I told him the whole story while we sat and talk, and he tells me what’s been happening on the outside. Nothing good, but it’s nice to know it isn’t just him working on getting me out. And when it’s time for him to go, I don’t want him destroyed by my tears, so I give him a shaky smile, holding in the pain and keeping my hands down that want to hold on to him.
Once he’s gone, two bags are delivered by a new nurse, who kindly lets me know the important items will be secured for safekeeping when I’m not using them. When she leaves, I dig into the first bag and find plush blankets and fluffy pillows, along with some of my own clothes. The other is my backpack full of homework along with my Kindle in a small clear bag.
Taking the opportunity to make the bed, I turn it into something that feels less soul erasing. I sort the clothes he brought and find his sweatshirt and practice jersey. They smell like him. And it makes me angry. Not just that I’m here, but that my life was stripped away.
Fuck that. Fuck them. Fuck him!
Tyler can’t be the only one getting his shit together.
If I want my life back, I have to take it back. Which means first, I can’t look like a threat while I’m in this place. I have to act completely normal so they can’t say I’m not able to take care of myself. That means I attend their therapy sessions and do all the things I used to no matter what
I have to hold back behind clenched teeth.
Starting with the basics. They don’t have tubs here, something about not wanting people to drown themselves. They have showers, and those are landmines for me. Most of the time, my memories aren’t clear, but the flashes are more vivid and ugly when I’m wet. Gabe attacked me in the rain, and just sitting on the edge of the bed thinking about a shower leaves me trembling. It takes thirty minutes for me to convince myself I can handle the feel of drops of water on my skin. Because I will handle it.
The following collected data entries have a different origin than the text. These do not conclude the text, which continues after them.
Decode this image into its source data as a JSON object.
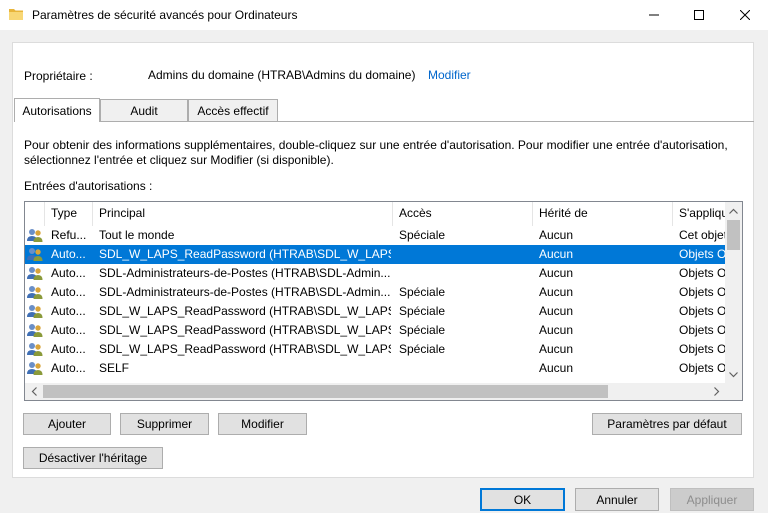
{
  "window": {
    "title": "Paramètres de sécurité avancés pour Ordinateurs",
    "icons": [
      "folder-icon",
      "minimize-icon",
      "maximize-icon",
      "close-icon"
    ]
  },
  "owner": {
    "label": "Propriétaire :",
    "value": "Admins du domaine (HTRAB\\Admins du domaine)",
    "change_link": "Modifier"
  },
  "tabs": [
    {
      "label": "Autorisations",
      "active": true
    },
    {
      "label": "Audit",
      "active": false
    },
    {
      "label": "Accès effectif",
      "active": false
    }
  ],
  "info_text": "Pour obtenir des informations supplémentaires, double-cliquez sur une entrée d'autorisation. Pour modifier une entrée d'autorisation, sélectionnez l'entrée et cliquez sur Modifier (si disponible).",
  "entries_label": "Entrées d'autorisations :",
  "columns": [
    "Type",
    "Principal",
    "Accès",
    "Hérité de",
    "S'appliqu"
  ],
  "rows": [
    {
      "type": "Refu...",
      "principal": "Tout le monde",
      "access": "Spéciale",
      "inherited": "Aucun",
      "applies": "Cet objet",
      "selected": false
    },
    {
      "type": "Auto...",
      "principal": "SDL_W_LAPS_ReadPassword (HTRAB\\SDL_W_LAPS_R...",
      "access": "",
      "inherited": "Aucun",
      "applies": "Objets O",
      "selected": true
    },
    {
      "type": "Auto...",
      "principal": "SDL-Administrateurs-de-Postes (HTRAB\\SDL-Admin...",
      "access": "",
      "inherited": "Aucun",
      "applies": "Objets O",
      "selected": false
    },
    {
      "type": "Auto...",
      "principal": "SDL-Administrateurs-de-Postes (HTRAB\\SDL-Admin...",
      "access": "Spéciale",
      "inherited": "Aucun",
      "applies": "Objets O",
      "selected": false
    },
    {
      "type": "Auto...",
      "principal": "SDL_W_LAPS_ReadPassword (HTRAB\\SDL_W_LAPS_R...",
      "access": "Spéciale",
      "inherited": "Aucun",
      "applies": "Objets O",
      "selected": false
    },
    {
      "type": "Auto...",
      "principal": "SDL_W_LAPS_ReadPassword (HTRAB\\SDL_W_LAPS_R...",
      "access": "Spéciale",
      "inherited": "Aucun",
      "applies": "Objets O",
      "selected": false
    },
    {
      "type": "Auto...",
      "principal": "SDL_W_LAPS_ReadPassword (HTRAB\\SDL_W_LAPS_R...",
      "access": "Spéciale",
      "inherited": "Aucun",
      "applies": "Objets O",
      "selected": false
    },
    {
      "type": "Auto...",
      "principal": "SELF",
      "access": "",
      "inherited": "Aucun",
      "applies": "Objets O",
      "selected": false
    }
  ],
  "buttons": {
    "add": "Ajouter",
    "remove": "Supprimer",
    "edit": "Modifier",
    "defaults": "Paramètres par défaut",
    "disable_inheritance": "Désactiver l'héritage",
    "ok": "OK",
    "cancel": "Annuler",
    "apply": "Appliquer"
  },
  "colors": {
    "selection": "#0078d7",
    "link": "#0066cc",
    "default_button_border": "#0078d7"
  }
}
Each step is a walk to the gates of hell, and the act of taking my clothes off and turning on the water is like exorcising a demon.
I’m only in it for a few minutes, each drop of water acting like shrapnel hitting flesh, the sound in the small stall, a firefight, sending wracking sobs through my body…but I do it. Closing my eyes on each memory, I finish as fast as I can, shaking as I get out.
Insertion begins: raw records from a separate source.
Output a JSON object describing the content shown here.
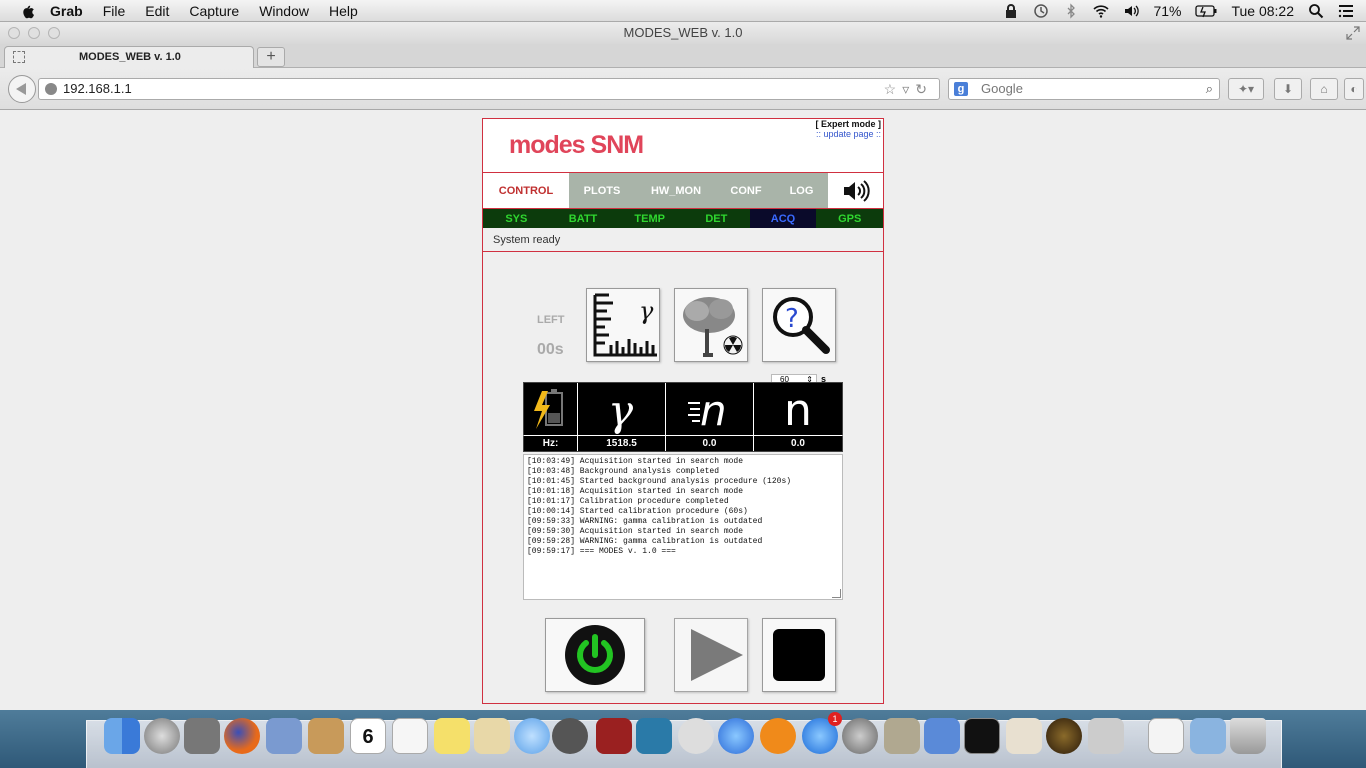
{
  "menubar": {
    "app_name": "Grab",
    "items": [
      "File",
      "Edit",
      "Capture",
      "Window",
      "Help"
    ],
    "battery": "71%",
    "clock": "Tue 08:22"
  },
  "browser": {
    "window_title": "MODES_WEB v. 1.0",
    "tab_title": "MODES_WEB v. 1.0",
    "new_tab": "+",
    "url": "192.168.1.1",
    "search_placeholder": "Google"
  },
  "app": {
    "logo_text": "modes SNM",
    "expert_mode": "[ Expert mode ]",
    "update_page": ":: update page ::",
    "tabs": [
      {
        "label": "CONTROL",
        "active": true
      },
      {
        "label": "PLOTS",
        "active": false
      },
      {
        "label": "HW_MON",
        "active": false
      },
      {
        "label": "CONF",
        "active": false
      },
      {
        "label": "LOG",
        "active": false
      }
    ],
    "subtabs": [
      {
        "label": "SYS",
        "active": false
      },
      {
        "label": "BATT",
        "active": false
      },
      {
        "label": "TEMP",
        "active": false
      },
      {
        "label": "DET",
        "active": false
      },
      {
        "label": "ACQ",
        "active": true
      },
      {
        "label": "GPS",
        "active": false
      }
    ],
    "status": "System ready",
    "left_label": "LEFT",
    "time_left": "00s",
    "duration_value": "60",
    "duration_unit": "s",
    "hz_label": "Hz:",
    "rates": {
      "gamma": "1518.5",
      "fast_neutron": "0.0",
      "neutron": "0.0"
    },
    "log_lines": [
      "[10:03:49] Acquisition started in search mode",
      "[10:03:48] Background analysis completed",
      "[10:01:45] Started background analysis procedure (120s)",
      "[10:01:18] Acquisition started in search mode",
      "[10:01:17] Calibration procedure completed",
      "[10:00:14] Started calibration procedure (60s)",
      "[09:59:33] WARNING: gamma calibration is outdated",
      "[09:59:30] Acquisition started in search mode",
      "[09:59:28] WARNING: gamma calibration is outdated",
      "[09:59:17] === MODES v. 1.0 ==="
    ],
    "colors": {
      "accent": "#d03040",
      "power_green": "#22c422",
      "subtab_green": "#2fd62f",
      "subtab_active_blue": "#3a6aff"
    }
  },
  "dock": {
    "calendar_day": "6",
    "appstore_badge": "1"
  }
}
Staring at my image in the mirror, I chant, you’re fine, you’re fine, over and over, digging my nails in until they split skin.
I did it.
And I’ll do it again tomorrow.
With the door closed, in my own clothes for the first time in days, I crawl into a bed where the sheets don’t make me want to rip my skin off. They’re soft and smell amazing, taking some of the sting out of the room’s sterility. I’m still homesick, but Tyler’s made sure I have everything they’d let me have.
Feeling raw inside and out, I decide to dissolve into another world. Reading was one of my favorite escapes when I lived at Emily’s, so focusing on the feeling of being dry and the smell of the new sheets, I grab my Kindle. When it flickers on, it’s fully charged and instead of my familiar set of books, there’s a new set of book covers.
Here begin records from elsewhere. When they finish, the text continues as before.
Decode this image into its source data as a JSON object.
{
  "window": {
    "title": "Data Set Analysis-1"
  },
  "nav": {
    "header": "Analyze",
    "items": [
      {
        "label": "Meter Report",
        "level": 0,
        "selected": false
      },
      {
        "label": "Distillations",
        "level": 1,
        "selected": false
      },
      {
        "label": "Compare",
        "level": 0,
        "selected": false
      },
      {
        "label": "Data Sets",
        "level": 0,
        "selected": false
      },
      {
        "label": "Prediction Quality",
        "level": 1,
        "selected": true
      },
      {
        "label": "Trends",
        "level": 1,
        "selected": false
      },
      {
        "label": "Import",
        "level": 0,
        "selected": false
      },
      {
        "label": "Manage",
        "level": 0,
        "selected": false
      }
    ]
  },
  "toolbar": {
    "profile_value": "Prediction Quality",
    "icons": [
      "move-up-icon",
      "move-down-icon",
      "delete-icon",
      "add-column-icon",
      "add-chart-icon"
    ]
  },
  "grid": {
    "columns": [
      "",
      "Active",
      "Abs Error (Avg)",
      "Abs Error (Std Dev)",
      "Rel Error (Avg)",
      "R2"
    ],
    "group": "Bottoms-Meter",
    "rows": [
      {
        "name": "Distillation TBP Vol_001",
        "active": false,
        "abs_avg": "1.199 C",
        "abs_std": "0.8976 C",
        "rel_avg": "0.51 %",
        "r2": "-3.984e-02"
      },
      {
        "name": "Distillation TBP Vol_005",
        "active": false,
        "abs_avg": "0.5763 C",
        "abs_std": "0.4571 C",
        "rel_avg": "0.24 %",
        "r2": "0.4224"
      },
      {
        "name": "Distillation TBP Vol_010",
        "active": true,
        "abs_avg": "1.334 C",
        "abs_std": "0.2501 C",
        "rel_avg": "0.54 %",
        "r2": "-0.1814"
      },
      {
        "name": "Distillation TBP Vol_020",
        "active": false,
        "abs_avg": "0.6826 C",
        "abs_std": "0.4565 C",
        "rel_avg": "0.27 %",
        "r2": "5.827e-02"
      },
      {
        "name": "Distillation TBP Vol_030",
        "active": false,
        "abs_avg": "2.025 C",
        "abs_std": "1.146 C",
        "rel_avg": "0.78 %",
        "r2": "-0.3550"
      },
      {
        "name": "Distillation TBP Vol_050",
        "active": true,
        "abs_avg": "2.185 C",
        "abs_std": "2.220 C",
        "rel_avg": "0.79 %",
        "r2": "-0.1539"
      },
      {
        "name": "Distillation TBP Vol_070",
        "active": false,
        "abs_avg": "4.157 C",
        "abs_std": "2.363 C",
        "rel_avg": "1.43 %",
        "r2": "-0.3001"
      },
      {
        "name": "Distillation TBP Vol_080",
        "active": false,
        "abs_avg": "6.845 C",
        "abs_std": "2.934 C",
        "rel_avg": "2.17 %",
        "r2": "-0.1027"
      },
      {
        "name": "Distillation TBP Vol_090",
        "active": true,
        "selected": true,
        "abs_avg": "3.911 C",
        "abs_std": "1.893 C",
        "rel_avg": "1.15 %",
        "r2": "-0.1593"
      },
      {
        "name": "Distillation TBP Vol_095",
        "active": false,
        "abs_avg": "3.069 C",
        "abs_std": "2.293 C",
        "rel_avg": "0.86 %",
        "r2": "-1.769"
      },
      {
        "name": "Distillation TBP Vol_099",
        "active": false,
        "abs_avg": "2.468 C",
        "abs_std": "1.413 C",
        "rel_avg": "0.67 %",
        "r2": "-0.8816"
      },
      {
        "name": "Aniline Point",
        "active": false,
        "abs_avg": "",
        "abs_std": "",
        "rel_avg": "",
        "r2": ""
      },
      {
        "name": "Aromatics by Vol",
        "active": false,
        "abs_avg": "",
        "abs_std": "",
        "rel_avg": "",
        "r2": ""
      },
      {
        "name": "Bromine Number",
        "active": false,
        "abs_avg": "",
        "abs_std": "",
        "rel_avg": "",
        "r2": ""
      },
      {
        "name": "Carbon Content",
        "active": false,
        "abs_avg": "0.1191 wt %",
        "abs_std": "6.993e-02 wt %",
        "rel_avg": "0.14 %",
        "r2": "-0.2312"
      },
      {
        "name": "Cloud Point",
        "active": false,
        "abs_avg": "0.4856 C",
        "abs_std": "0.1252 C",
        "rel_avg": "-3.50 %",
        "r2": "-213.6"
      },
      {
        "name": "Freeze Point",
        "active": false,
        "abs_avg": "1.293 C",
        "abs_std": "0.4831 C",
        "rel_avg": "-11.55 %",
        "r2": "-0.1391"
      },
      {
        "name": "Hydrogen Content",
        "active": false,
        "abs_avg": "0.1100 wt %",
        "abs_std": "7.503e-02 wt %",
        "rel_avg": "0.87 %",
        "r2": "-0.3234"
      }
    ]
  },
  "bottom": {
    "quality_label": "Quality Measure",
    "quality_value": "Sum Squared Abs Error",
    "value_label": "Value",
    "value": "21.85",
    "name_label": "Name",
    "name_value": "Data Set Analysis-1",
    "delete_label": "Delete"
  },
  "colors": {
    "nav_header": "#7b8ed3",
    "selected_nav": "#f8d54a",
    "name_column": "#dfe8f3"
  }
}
Each image is familiar. My brow twitches in suspicion. Tapping my library, I start to scroll, and there’s row after row of newly purchased books, waiting to be read. A sob seizes my chest, making it hard to breathe. Fingers flying, I access my lists and realize he bought not only my entire e-book list, but all my wish lists. He purchased everything. I don’t get a chance to laugh or cry at Tyler’s absurdity before the door opens and Nick comes in.